FortYukonの町は、Venetaiと同じグイッチン族の村とは思えないほど、みんな明るく声をかけてくれた。
今夜は、ここで泊まる予定なのでなんだか嬉しく安心。
八戸さんと村を少し歩いた後、ガスステーションに隣接する店でジャンクフードとポップ(炭酸飲料)を買い食いする。
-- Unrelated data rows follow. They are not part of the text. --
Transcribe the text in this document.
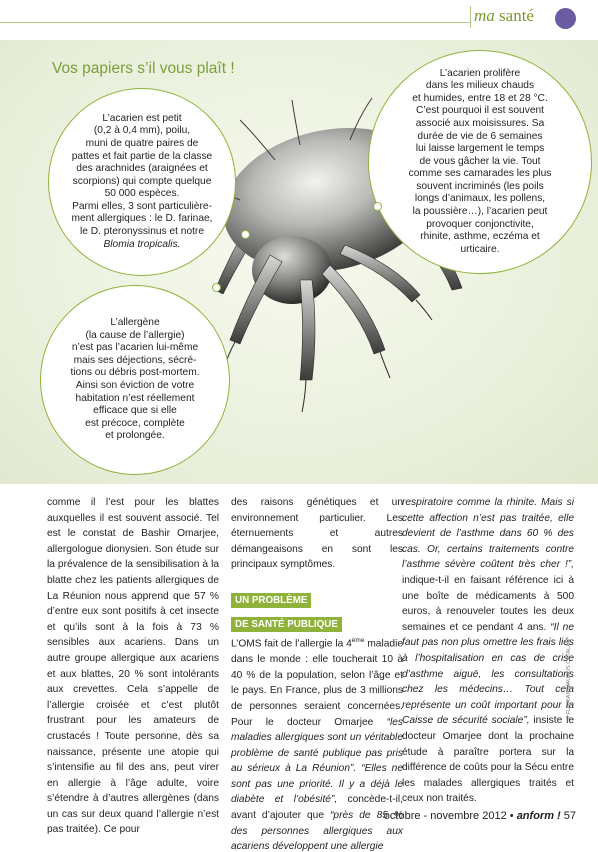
ma santé
Vos papiers s’il vous plaît !

L’acarien est petit
(0,2 à 0,4 mm), poilu,
muni de quatre paires de
pattes et fait partie de la classe
des arachnides (araignées et
scorpions) qui compte quelque
50 000 espèces.
Parmi elles, 3 sont particulière-
ment allergiques : le D. farinae,
le D. pteronyssinus et notre
Blomia tropicalis.

L’acarien prolifère
dans les milieux chauds
et humides, entre 18 et 28 °C.
C’est pourquoi il est souvent
associé aux moisissures. Sa
durée de vie de 6 semaines
lui laisse largement le temps
de vous gâcher la vie. Tout
comme ses camarades les plus
souvent incriminés (les poils
longs d’animaux, les pollens,
la poussière…), l’acarien peut
provoquer conjonctivite,
rhinite, asthme, eczéma et
urticaire.

L’allergène
(la cause de l’allergie)
n’est pas l’acarien lui-même
mais ses déjections, sécré-
tions ou débris post-mortem.
Ainsi son éviction de votre
habitation n’est réellement
efficace que si elle
est précoce, complète
et prolongée.

comme il l’est pour les blattes auxquelles il est souvent associé. Tel est le constat de Bashir Omarjee, allergologue dionysien. Son étude sur la prévalence de la sensibilisation à la blatte chez les patients allergiques de La Réunion nous apprend que 57 % d’entre eux sont positifs à cet insecte et qu’ils sont à la fois à 73 % sensibles aux acariens. Dans un autre groupe allergique aux acariens et aux blattes, 20 % sont intolérants aux crevettes. Cela s’appelle de l’allergie croisée et c’est plutôt frustrant pour les amateurs de crustacés ! Toute personne, dès sa naissance, présente une atopie qui s’intensifie au fil des ans, peut virer en allergie à l’âge adulte, voire s’étendre à d’autres allergènes (dans un cas sur deux quand l’allergie n’est pas traitée). Ce pour
des raisons génétiques et un environnement particulier. Les éternuements et autres démangeaisons en sont les principaux symptômes.
UN PROBLÈME
DE SANTÉ PUBLIQUE
L’OMS fait de l’allergie la 4ème maladie dans le monde : elle toucherait 10 à 40 % de la population, selon l’âge et le pays. En France, plus de 3 millions de personnes seraient concernées. Pour le docteur Omarjee “les maladies allergiques sont un véritable problème de santé publique pas pris au sérieux à La Réunion”. “Elles ne sont pas une priorité. Il y a déjà le diabète et l’obésité”, concède-t-il, avant d’ajouter que “près de 85 % des personnes allergiques aux acariens développent une allergie
respiratoire comme la rhinite. Mais si cette affection n’est pas traitée, elle devient de l’asthme dans 60 % des cas. Or, certains traitements contre l’asthme sévère coûtent très cher !”, indique-t-il en faisant référence ici à une boîte de médicaments à 500 euros, à renouveler toutes les deux semaines et ce pendant 4 ans. “Il ne faut pas non plus omettre les frais liés à l’hospitalisation en cas de crise d’asthme aiguë, les consultations chez les médecins… Tout cela représente un coût important pour la Caisse de sécurité sociale”, insiste le docteur Omarjee dont la prochaine étude à paraître portera sur la différence de coûts pour la Sécu entre les malades allergiques traités et ceux non traités.
© FLORIAN MAURUS CATALAN
octobre - novembre 2012 • anform ! 57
山火事の中をずーっと飛んできたせい?か、のどが渇いていたのでコーラがうまい。
町の雰囲気は、まあ写真の通り。あいかわらずホコリっぽい。
ガソリンスタンドのおばちゃんに山火事の件を聞いたところ、北に2つ、西に1つ、今日はまだ煙が少ない方だ
とのこと。明日以降の飛行で気をつけねば、、としばし思う。


疲れて眠いので、飛行場に戻りハスキーの横で仲良く両翼下にテントを張って就寝。八戸さんは、「飛行機の横でキャンプができる!」と、はしゃいでいる。外は明るく若干蒸し暑いが、ぐっすり眠る。八戸さんは、村人が深夜までバギーをガンガン走らせている音と明るい外が気になって眠れなかったそうだ。そう、これがネイティブ村キャンプの洗礼なのです。